🤖 AI Summary
This paper addresses unsupervised domain adaptation (UDA) for DETR-based object detection under source-free settings—i.e., without access to source-domain data. We propose FRANCK, a novel framework specifically designed for Detection Transformers. Its core contributions include: (1) objectness-aware sample reweighting; (2) contrastive learning guided by a match-aware memory bank; (3) uncertainty-weighted query fusion distillation; and (4) dynamic teacher model updating. FRANCK deeply integrates attention mechanisms, multi-scale feature reweighting, and self-training with optimized pseudo-labels. Evaluated on multiple benchmarks—including PASCAL VOC and Cityscapes—FRANCK achieves state-of-the-art performance in source-free UDA for DETR. It significantly enhances robustness and generalization when source data is unavailable, demonstrating superior cross-domain transfer capability while preserving DETR’s end-to-end architecture and training paradigm.
📝 Abstract
Source-Free Object Detection (SFOD) enables knowledge transfer from a source domain to an unsupervised target domain for object detection without access to source data. Most existing SFOD approaches are either confined to conventional object detection (OD) models like Faster R-CNN or designed as general solutions without tailored adaptations for novel OD architectures, especially Detection Transformer (DETR). In this paper, we introduce Feature Reweighting ANd Contrastive Learning NetworK (FRANCK), a novel SFOD framework specifically designed to perform query-centric feature enhancement for DETRs.
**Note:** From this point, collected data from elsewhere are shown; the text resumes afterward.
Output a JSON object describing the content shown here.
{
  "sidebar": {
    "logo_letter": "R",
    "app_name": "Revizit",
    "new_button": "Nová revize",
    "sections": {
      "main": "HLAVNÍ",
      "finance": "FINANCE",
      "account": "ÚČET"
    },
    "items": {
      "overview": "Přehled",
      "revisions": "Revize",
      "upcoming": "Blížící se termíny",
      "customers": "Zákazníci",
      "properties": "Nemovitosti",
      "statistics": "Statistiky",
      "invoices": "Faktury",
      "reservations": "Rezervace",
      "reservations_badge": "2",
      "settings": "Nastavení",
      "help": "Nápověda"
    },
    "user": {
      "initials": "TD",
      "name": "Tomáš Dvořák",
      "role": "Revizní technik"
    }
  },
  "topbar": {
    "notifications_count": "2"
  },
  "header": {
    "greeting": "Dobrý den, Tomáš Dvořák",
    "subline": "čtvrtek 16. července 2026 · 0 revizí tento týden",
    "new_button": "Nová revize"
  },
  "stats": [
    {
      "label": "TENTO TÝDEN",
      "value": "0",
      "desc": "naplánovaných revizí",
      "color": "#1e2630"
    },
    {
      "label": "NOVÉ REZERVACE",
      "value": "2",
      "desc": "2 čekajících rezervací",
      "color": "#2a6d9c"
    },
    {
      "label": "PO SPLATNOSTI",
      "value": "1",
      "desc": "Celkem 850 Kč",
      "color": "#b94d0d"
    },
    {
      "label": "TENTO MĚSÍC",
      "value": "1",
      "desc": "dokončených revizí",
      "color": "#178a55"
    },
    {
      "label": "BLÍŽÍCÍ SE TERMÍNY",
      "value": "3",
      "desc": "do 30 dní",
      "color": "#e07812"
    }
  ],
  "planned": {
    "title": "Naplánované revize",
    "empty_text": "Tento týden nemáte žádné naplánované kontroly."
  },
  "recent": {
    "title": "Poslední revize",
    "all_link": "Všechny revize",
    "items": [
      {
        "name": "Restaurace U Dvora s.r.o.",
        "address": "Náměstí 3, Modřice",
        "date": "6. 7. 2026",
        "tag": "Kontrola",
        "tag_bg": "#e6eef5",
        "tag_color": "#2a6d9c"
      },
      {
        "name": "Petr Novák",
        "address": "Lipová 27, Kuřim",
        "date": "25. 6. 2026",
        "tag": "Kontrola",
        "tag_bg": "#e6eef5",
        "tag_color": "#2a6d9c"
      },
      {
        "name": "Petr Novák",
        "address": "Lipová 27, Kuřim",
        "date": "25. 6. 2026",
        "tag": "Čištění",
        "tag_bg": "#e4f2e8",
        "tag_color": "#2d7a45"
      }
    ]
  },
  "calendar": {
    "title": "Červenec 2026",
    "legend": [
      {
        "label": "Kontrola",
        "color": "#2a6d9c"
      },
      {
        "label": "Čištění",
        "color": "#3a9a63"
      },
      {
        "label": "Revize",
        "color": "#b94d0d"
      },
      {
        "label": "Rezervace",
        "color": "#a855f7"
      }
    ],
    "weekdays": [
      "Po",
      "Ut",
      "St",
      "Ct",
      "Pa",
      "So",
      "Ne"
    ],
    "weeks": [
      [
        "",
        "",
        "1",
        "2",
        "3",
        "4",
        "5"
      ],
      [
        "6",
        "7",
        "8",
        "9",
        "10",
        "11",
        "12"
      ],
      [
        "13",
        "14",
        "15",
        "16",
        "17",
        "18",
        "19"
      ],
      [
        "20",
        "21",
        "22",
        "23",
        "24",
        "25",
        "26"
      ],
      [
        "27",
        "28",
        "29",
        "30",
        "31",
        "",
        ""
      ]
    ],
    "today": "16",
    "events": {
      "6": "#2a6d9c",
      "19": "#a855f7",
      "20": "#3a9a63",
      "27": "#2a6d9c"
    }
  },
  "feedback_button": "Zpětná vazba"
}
FRANCK comprises four key components: (1) an Objectness Score-based Sample Reweighting (OSSR) module that computes attention-based objectness scores on multi-scale encoder feature maps, reweighting the detection loss to emphasize less-recognized regions; (2) a Contrastive Learning with Matching-based Memory Bank (CMMB) module that integrates multi-level features into memory banks, enhancing class-wise contrastive learning; (3) an Uncertainty-weighted Query-fused Feature Distillation (UQFD) module that improves feature distillation through prediction quality reweighting and query feature fusion; and (4) an improved self-training pipeline with a Dynamic Teacher Updating Interval (DTUI) that optimizes pseudo-label quality. By leveraging these components, FRANCK effectively adapts a source-pre-trained DETR model to a target domain with enhanced robustness and generalization. Extensive experiments on several widely used benchmarks demonstrate that our method achieves state-of-the-art performance, highlighting its effectiveness and compatibility with DETR-based SFOD models.